<tupi>what version of guile ? what doc ? <agumonkey>I tried other initargs structures : ... 'r 1 'i 1) or ... #:r 1 #:i 1) in vain <tupi>agumonkey: see the section 8.5 of the manual, in particular look at how slots are defined to allow setter, getter, accessor, init keyword and init value <tupi>of course 8.5 is the example code, you'd want to read, before, section 8.4 :) ***ijp` is now known as ijp
<shanecelis>I looked at it a while back and that's what I thought too. It looks like it might have been updated since then though. <shanecelis>New question, how does Guile run in the REPL such that you can interrupt it with CTRL-C? <nalaginrut>I don't understand, I always could interrupt it ctrl-c <shanecelis>nalaginrut: well, what I mean is, that it is interrupted but rather than terminating the process, it drops back to the REPL. <shanecelis>No, I want to have an interactive app that runs code that might have a endless loop that the user can break out of. <shanecelis>The app isn't running the REPL. I just want to replicate this bit of functionality. *shanecelis looks at top-repl.scm <shanecelis>Hmm... looks like just catching the signal is enough then signaling an error in the signal handler (can we do that?). <nalaginrut>anyway, it's not the only way to quit using SIGINT <dsmith>shanecelis, Sounds like a job for delimited-continuations/prompts <shanecelis>dsmith: Yep. I'm using prompts to build up coroutines, but I just want to make sure I can kill rogue coroutines too. :) <shanecelis>So there's no way to make a non-procedure callable/applyable, right? <dsmith>Right. Doesn't make sense to apply 3 to something. <dsmith>Though there are things called applicable smobs.

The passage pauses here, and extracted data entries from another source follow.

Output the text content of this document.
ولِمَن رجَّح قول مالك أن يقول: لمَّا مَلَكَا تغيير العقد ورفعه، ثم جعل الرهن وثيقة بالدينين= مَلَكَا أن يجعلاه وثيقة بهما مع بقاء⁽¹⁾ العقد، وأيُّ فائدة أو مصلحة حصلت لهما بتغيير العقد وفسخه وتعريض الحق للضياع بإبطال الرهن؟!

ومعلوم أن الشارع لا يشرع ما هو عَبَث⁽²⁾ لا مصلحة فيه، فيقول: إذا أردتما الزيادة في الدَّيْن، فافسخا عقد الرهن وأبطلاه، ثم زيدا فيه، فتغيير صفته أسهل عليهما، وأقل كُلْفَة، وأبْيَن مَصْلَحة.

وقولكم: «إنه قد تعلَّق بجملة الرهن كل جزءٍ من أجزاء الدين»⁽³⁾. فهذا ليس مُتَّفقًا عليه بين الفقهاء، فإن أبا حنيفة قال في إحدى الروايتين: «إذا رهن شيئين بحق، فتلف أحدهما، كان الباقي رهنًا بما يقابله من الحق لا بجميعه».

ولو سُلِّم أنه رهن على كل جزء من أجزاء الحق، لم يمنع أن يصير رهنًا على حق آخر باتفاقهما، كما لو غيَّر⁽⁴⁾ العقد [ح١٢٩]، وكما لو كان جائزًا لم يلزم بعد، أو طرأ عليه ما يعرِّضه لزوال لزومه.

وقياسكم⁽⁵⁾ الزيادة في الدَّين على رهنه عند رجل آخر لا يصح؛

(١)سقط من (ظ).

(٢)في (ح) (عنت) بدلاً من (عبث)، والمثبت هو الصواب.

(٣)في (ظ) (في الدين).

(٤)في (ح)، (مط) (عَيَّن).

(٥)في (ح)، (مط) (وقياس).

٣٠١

That's about all I know about them though. <nalaginrut>shanecelis: using SIGINT to kill rogue coroutines? <shanecelis>nalaginrut: Not necessarily. I just wanted know how the REPL was going about killing its rogue computations. <shanecelis>I thought it might be doing some kind of weird debug/interpretive thing that might be hard to replicate. <shanecelis>I still don't know how it's going to work with a GUI though, because the rogue coroutine isn't going to let the run-loop do its thing. :( <shanecelis>Let's say I have this rogue code running (while #t #f) in my GUI app, which is preventing me from continuing my run-loop, so it becomes difficult to see whether the user wants to interrupt the computation. Signals do allow me to interrupt it but those must be delivered from the terminal not the GUI. I tried setting an alarm, but that doesn't seem to work with (while #t #f). If this were C code I'd add a SCM_TICK t <shanecelis>Nevermind. The alarm signal works fine--when you set it! :P <nalaginrut>shanecelis: yeah~you use alarm for scheduler implementation? <nalaginrut>but I wonder how can I stop a thread on the fly if I didn't insert (abort) in its code ***nalaginrut_ is now known as nalaginrut
<nalaginrut>shanecelis: how can you stop a thread on the fly? if the thread proc didn't insert (abort)? <nalaginrut>wingo: is there any possible to stop/break a thread if there's no (abort) in the original thread code? <wingo>nalaginrut: with asyncs i guess, sigitimer, that kind of thing <wingo>not sure if traps can capture resumable continuations though <nalaginrut>well, I have to try, since it could be a common request in the future <taylanub>shanecelis: As an iOS developer (not proud :P), I can tell you that it's a generally acknowledged and accepted problem (at least in these circles) that functions in the main run-loop block the GUI; application developers are expected to program in dispatch-based style with many short-running functions, or if they want, start a second thread. <taylanub>(With "these circles" I mean Apple/iOS developers. Not all un-smart people, technically, even if the opposite political camp.)